Veg drawers. My fridge has three.

A Note on Stocking the Fridge

The fridge is where the most change happens. Mine is divided into four rough sections: vegetables and fruit takes up half the space, condiments and jams about a fourth, dairy (or dairy-like) about an eights and the rest is occupied by miscellaneous bits and pieces and left-overs.

Vegetables & fruit

  • Onions
  • Potatoes
  • Carrots
  • Tomatoes
  • Garlic
  • Ginger
  • Chillies
  • Squashes: courgette, aubergine and/or butternut squash.
  • Beetroot: boiled and vacuum packed, lasts for months, lovely in salads, risottos and
  • Lettuce or leaves: For side salads. Add tomatoes and carrots and you’re done Add cucumber if you’r a fan, radishes when they’re in season.
  • Citrus fruit: Limes, lemons and oranges are all good. Lemons can do most of the work that a lime does.
  • Snacking fruit: If you eat it fast enough, and the rooms temperature isn’t too high, fruit like apples, pears, oranges and bananas can be stored outside the fridge. Which saves space.
  • Cooking wine.

Condiments & jams

  • Jam: Pick a favourite. It’s easy to end up having lots of different jams but only ever eating one. Practice restraint. Or learn how to make jam tarts – opened but uneaten jam will eventually grow mould.
  • Nut butter: The best spread in the world?

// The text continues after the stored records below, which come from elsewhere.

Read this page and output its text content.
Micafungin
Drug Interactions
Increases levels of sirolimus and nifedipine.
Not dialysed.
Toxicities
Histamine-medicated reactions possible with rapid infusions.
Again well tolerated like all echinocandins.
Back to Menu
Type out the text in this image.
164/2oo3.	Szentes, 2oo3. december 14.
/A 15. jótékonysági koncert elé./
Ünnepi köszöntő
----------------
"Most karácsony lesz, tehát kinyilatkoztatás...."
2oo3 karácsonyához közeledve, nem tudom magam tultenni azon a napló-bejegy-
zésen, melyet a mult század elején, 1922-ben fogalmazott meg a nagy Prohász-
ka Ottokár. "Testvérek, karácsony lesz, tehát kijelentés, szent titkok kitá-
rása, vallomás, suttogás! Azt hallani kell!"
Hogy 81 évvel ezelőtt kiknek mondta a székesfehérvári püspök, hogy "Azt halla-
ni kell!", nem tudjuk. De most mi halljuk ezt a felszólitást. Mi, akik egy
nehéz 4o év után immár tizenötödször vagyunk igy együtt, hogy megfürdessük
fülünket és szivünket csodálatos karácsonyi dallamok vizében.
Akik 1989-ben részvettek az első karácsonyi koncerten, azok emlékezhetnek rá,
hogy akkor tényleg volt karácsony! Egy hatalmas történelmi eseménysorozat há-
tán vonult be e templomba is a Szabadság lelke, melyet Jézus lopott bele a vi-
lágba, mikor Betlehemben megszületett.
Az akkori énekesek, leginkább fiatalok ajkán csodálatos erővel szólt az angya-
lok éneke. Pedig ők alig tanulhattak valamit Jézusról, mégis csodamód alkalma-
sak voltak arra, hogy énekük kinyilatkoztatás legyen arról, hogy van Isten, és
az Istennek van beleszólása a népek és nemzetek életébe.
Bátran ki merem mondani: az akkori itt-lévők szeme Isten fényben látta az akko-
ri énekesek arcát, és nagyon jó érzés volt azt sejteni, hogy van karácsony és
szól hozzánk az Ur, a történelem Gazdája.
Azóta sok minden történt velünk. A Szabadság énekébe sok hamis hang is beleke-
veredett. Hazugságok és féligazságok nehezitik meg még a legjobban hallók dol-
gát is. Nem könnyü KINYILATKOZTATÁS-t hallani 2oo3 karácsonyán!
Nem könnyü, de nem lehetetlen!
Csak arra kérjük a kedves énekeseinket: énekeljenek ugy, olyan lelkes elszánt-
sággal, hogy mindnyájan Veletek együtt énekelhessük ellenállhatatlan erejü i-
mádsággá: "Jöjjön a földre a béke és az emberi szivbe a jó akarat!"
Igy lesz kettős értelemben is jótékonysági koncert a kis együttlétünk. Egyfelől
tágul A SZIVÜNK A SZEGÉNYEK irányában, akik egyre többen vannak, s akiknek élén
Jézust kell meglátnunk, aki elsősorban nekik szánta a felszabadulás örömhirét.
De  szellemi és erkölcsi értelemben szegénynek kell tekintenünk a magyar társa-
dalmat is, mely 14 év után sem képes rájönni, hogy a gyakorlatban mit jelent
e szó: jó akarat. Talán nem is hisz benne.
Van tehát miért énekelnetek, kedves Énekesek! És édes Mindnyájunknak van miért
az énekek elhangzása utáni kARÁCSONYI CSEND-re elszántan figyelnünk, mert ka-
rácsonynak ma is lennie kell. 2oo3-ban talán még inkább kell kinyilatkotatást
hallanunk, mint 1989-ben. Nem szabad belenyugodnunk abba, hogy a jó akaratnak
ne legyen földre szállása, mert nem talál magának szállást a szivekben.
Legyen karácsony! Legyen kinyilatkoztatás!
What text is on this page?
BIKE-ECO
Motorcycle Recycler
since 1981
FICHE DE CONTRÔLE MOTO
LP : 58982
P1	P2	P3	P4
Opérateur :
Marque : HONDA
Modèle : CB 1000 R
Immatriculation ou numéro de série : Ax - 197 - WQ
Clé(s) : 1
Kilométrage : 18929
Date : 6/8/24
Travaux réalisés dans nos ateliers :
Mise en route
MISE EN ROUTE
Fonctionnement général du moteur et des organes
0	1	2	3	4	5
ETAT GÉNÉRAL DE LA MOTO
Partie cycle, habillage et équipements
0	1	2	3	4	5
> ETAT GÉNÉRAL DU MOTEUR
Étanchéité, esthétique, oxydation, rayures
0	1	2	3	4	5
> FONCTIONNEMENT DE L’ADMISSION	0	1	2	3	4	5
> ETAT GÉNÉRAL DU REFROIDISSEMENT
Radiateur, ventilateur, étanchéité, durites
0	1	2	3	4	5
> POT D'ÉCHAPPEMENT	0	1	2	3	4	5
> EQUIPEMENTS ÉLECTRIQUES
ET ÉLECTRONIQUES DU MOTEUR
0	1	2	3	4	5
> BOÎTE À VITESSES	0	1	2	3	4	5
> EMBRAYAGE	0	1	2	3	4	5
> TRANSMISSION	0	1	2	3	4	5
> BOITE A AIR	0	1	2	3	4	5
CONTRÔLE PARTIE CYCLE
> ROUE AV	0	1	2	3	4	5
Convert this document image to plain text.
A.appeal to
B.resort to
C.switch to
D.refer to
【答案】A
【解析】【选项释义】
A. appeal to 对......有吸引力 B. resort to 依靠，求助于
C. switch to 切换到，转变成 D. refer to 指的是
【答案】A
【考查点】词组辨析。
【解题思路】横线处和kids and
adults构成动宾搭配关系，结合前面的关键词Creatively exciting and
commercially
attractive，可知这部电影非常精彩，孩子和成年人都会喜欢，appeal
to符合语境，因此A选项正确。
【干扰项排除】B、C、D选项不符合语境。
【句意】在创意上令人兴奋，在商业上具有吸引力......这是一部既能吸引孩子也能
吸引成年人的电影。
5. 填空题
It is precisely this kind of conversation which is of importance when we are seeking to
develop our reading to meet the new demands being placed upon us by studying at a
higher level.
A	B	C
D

I’m an almond butter kind of person, C. is a crunchy peanut butter nut. (Forgive the pun.)
  • Pickles: I think every fridge needs a jar of capers, and some green olives, but you might disagree. I like a pickle that can do a lot of heavy lifting. Lime pickle is great that way: a generous dollop in a stew takes care of flavouring and gives you the night off.
  • Condiments: I say Dijon mustard and mayo. You might say red sauce and brown. As with most other things that go in the fridge, constraint is important. It’s embarassing when you realise you have a fridge door and two shelves of half-full bottles and jars of things you really don’t eat that often.
  • Tahini: Because hummus is wonderful.

Dairy (& dairy-type stuff)

  • Cheese: Let me be totally honest: you don’t have to have cheese. Life goes on without it. But sometimes a hit of something a little cheesy is a great addition to a dish, be it a grating of fake Parmesan on pasta, or some grated mature Cheddar melted onto toast.
  • Milk: Milk is useful. I could, personally, do without it 300 days of the year and be very happy with a variety of cultured milk products, from Greek yoghurt to kefir, but milk, whether cow, soya or some other variety, is really useful for white sauces and in baking. And hot chocolate.
  • Butter: Nice for baking, unnecessary for most other purposes, in my personal opinion. Oil does a good job in its stead and lasts a lot longer. (Although butter makes some thing, like mushrooms, taste amazing in a way oil doesn’t.) If you’re used to having spread on your toast, then butter’s probably something you want in the fridge. Or spread, of course. The types of spread that are spreadable butter, that is, butter mixed with oil, do double duty as spread and cooking fat.

Miscellaneous

  • Tofu: Or, for the non-vegetarians in the world, whatever it is you eat for protein.
  • Eggs: Instant breakfast, lunch and dinner, great for baking, great poached and put on top of things. Like mushrooms, eggs like butter.